Infinite Jest by David Foster Wallace
It took bloody ages to read this. I’ve not finished any other books this long (it’s about a thousand pages plus a hundred of small print notes) that I haven’t absolutely loved – 1001 Nights, Les Miserables and A La Recherche are three of my favourite ‘books’ (they don’t tend to be in single volumes, but they are pretty much single stories). There was enough here to keep me going – lots of intelligence (though he falls flat on his face when he talks about something being as fast as a quantum, and there is some very poor maths in one part) and good sentences, some very funny moments, and some powerfully horrible ones too. But the ending was deeply unsatisfying on several levels. The biggest is that he gives us a terrific tour de force opening chapter, and then flashes back, and the extraordinary state of the main character in that opening chapter remains a complete mystery to the end.
That’s a common literary structure, starting with something extraordinary and then leading up to an explanation. It occurred to me that although in any kind of conventional plot terms the book just stops without sorting any of its several major plot strands out, in thematic terms its structure does work, so I started thinking about how you might structure a non-traditional arealist novel that is discussing addiction, mostly to drugs. Perhaps you’d structure it as an overarching metaphor, teasing the reader with excitement, promising lots, but then not delivering. You might get obsessive about all kinds of detail, to no real end. You might try to leave them unsatisfied, wanting to know more, frustrated. All that sounds like a pretty good image of drug addiction, and it’s very much how this book is composed. As a Postmodernist, you might enjoy basing a structure that way instead of delivering a conventional story, so I guess that’s what this is.

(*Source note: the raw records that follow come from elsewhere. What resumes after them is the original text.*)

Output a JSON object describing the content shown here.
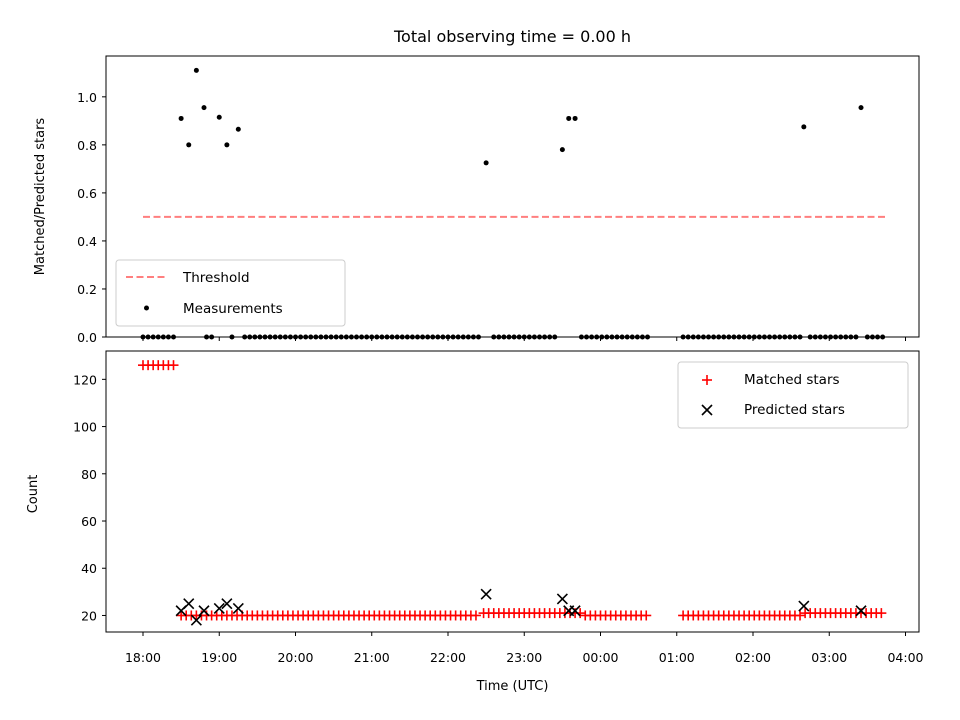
{
  "chart_data": {
    "type": "scatter",
    "title": "Total observing time = 0.00 h",
    "xlabel": "Time (UTC)",
    "x_ticks": [
      "18:00",
      "19:00",
      "20:00",
      "21:00",
      "22:00",
      "23:00",
      "00:00",
      "01:00",
      "02:00",
      "03:00",
      "04:00"
    ],
    "panels": [
      {
        "ylabel": "Matched/Predicted stars",
        "ylim": [
          0,
          1.17
        ],
        "y_ticks": [
          "0.0",
          "0.2",
          "0.4",
          "0.6",
          "0.8",
          "1.0"
        ],
        "legend_position": "lower-left",
        "threshold": {
          "name": "Threshold",
          "value": 0.5,
          "x_start": "18:00",
          "x_end": "03:45",
          "color": "#ff7f7f"
        },
        "series": [
          {
            "name": "Measurements",
            "color": "#000000",
            "points": [
              [
                "18:00",
                0
              ],
              [
                "18:04",
                0
              ],
              [
                "18:08",
                0
              ],
              [
                "18:12",
                0
              ],
              [
                "18:16",
                0
              ],
              [
                "18:20",
                0
              ],
              [
                "18:24",
                0
              ],
              [
                "18:30",
                0.91
              ],
              [
                "18:36",
                0.8
              ],
              [
                "18:42",
                1.11
              ],
              [
                "18:48",
                0.955
              ],
              [
                "18:50",
                0
              ],
              [
                "18:54",
                0
              ],
              [
                "19:00",
                0.915
              ],
              [
                "19:06",
                0.8
              ],
              [
                "19:10",
                0
              ],
              [
                "19:15",
                0.865
              ],
              [
                "19:20",
                0
              ],
              [
                "19:24",
                0
              ],
              [
                "19:28",
                0
              ],
              [
                "19:32",
                0
              ],
              [
                "19:36",
                0
              ],
              [
                "19:40",
                0
              ],
              [
                "19:44",
                0
              ],
              [
                "19:48",
                0
              ],
              [
                "19:52",
                0
              ],
              [
                "19:56",
                0
              ],
              [
                "20:00",
                0
              ],
              [
                "20:04",
                0
              ],
              [
                "20:08",
                0
              ],
              [
                "20:12",
                0
              ],
              [
                "20:16",
                0
              ],
              [
                "20:20",
                0
              ],
              [
                "20:24",
                0
              ],
              [
                "20:28",
                0
              ],
              [
                "20:32",
                0
              ],
              [
                "20:36",
                0
              ],
              [
                "20:40",
                0
              ],
              [
                "20:44",
                0
              ],
              [
                "20:48",
                0
              ],
              [
                "20:52",
                0
              ],
              [
                "20:56",
                0
              ],
              [
                "21:00",
                0
              ],
              [
                "21:04",
                0
              ],
              [
                "21:08",
                0
              ],
              [
                "21:12",
                0
              ],
              [
                "21:16",
                0
              ],
              [
                "21:20",
                0
              ],
              [
                "21:24",
                0
              ],
              [
                "21:28",
                0
              ],
              [
                "21:32",
                0
              ],
              [
                "21:36",
                0
              ],
              [
                "21:40",
                0
              ],
              [
                "21:44",
                0
              ],
              [
                "21:48",
                0
              ],
              [
                "21:52",
                0
              ],
              [
                "21:56",
                0
              ],
              [
                "22:00",
                0
              ],
              [
                "22:04",
                0
              ],
              [
                "22:08",
                0
              ],
              [
                "22:12",
                0
              ],
              [
                "22:16",
                0
              ],
              [
                "22:20",
                0
              ],
              [
                "22:24",
                0
              ],
              [
                "22:30",
                0.725
              ],
              [
                "22:36",
                0
              ],
              [
                "22:40",
                0
              ],
              [
                "22:44",
                0
              ],
              [
                "22:48",
                0
              ],
              [
                "22:52",
                0
              ],
              [
                "22:56",
                0
              ],
              [
                "23:00",
                0
              ],
              [
                "23:04",
                0
              ],
              [
                "23:08",
                0
              ],
              [
                "23:12",
                0
              ],
              [
                "23:16",
                0
              ],
              [
                "23:20",
                0
              ],
              [
                "23:24",
                0
              ],
              [
                "23:30",
                0.78
              ],
              [
                "23:35",
                0.91
              ],
              [
                "23:40",
                0.91
              ],
              [
                "23:45",
                0
              ],
              [
                "23:49",
                0
              ],
              [
                "23:53",
                0
              ],
              [
                "23:57",
                0
              ],
              [
                "00:01",
                0
              ],
              [
                "00:05",
                0
              ],
              [
                "00:09",
                0
              ],
              [
                "00:13",
                0
              ],
              [
                "00:17",
                0
              ],
              [
                "00:21",
                0
              ],
              [
                "00:25",
                0
              ],
              [
                "00:29",
                0
              ],
              [
                "00:33",
                0
              ],
              [
                "00:37",
                0
              ],
              [
                "01:05",
                0
              ],
              [
                "01:09",
                0
              ],
              [
                "01:13",
                0
              ],
              [
                "01:17",
                0
              ],
              [
                "01:21",
                0
              ],
              [
                "01:25",
                0
              ],
              [
                "01:29",
                0
              ],
              [
                "01:33",
                0
              ],
              [
                "01:37",
                0
              ],
              [
                "01:41",
                0
              ],
              [
                "01:45",
                0
              ],
              [
                "01:49",
                0
              ],
              [
                "01:53",
                0
              ],
              [
                "01:57",
                0
              ],
              [
                "02:01",
                0
              ],
              [
                "02:05",
                0
              ],
              [
                "02:09",
                0
              ],
              [
                "02:13",
                0
              ],
              [
                "02:17",
                0
              ],
              [
                "02:21",
                0
              ],
              [
                "02:25",
                0
              ],
              [
                "02:29",
                0
              ],
              [
                "02:33",
                0
              ],
              [
                "02:37",
                0
              ],
              [
                "02:40",
                0.875
              ],
              [
                "02:45",
                0
              ],
              [
                "02:49",
                0
              ],
              [
                "02:53",
                0
              ],
              [
                "02:57",
                0
              ],
              [
                "03:01",
                0
              ],
              [
                "03:05",
                0
              ],
              [
                "03:09",
                0
              ],
              [
                "03:13",
                0
              ],
              [
                "03:17",
                0
              ],
              [
                "03:21",
                0
              ],
              [
                "03:25",
                0.955
              ],
              [
                "03:30",
                0
              ],
              [
                "03:34",
                0
              ],
              [
                "03:38",
                0
              ],
              [
                "03:42",
                0
              ]
            ]
          }
        ]
      },
      {
        "ylabel": "Count",
        "ylim": [
          13,
          132
        ],
        "y_ticks": [
          "20",
          "40",
          "60",
          "80",
          "100",
          "120"
        ],
        "legend_position": "upper-right",
        "series": [
          {
            "name": "Matched stars",
            "color": "#ff0000",
            "marker": "plus",
            "runs": [
              {
                "from": "18:00",
                "to": "18:27",
                "step_min": 4,
                "value": 126
              },
              {
                "from": "18:30",
                "to": "22:24",
                "step_min": 4,
                "value": 20
              },
              {
                "from": "22:28",
                "to": "23:44",
                "step_min": 4,
                "value": 21
              },
              {
                "from": "23:48",
                "to": "00:37",
                "step_min": 4,
                "value": 20
              },
              {
                "from": "01:05",
                "to": "02:37",
                "step_min": 4,
                "value": 20
              },
              {
                "from": "02:41",
                "to": "03:42",
                "step_min": 4,
                "value": 21
              }
            ]
          },
          {
            "name": "Predicted stars",
            "color": "#000000",
            "marker": "x",
            "points": [
              [
                "18:30",
                22
              ],
              [
                "18:36",
                25
              ],
              [
                "18:42",
                18
              ],
              [
                "18:48",
                22
              ],
              [
                "19:00",
                23
              ],
              [
                "19:06",
                25
              ],
              [
                "19:15",
                23
              ],
              [
                "22:30",
                29
              ],
              [
                "23:30",
                27
              ],
              [
                "23:35",
                22
              ],
              [
                "23:40",
                22
              ],
              [
                "02:40",
                24
              ],
              [
                "03:25",
                22
              ]
            ]
          }
        ]
      }
    ]
  }
}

That doesn’t make it very much fun. I don’t know that I could really recommend this to anyone, but it’s a mightily impressive book, and I regard it more highly than Underworld, with which it shares many similarities (overlapping themes, fairly similar structure, tour de force opening section, even misunderstanding quanta!). But it’s a hell of an effort, and if you aren’t keenly interested in addiction, on which I think it’s excellent, there may not be enough here to make it worthwhile.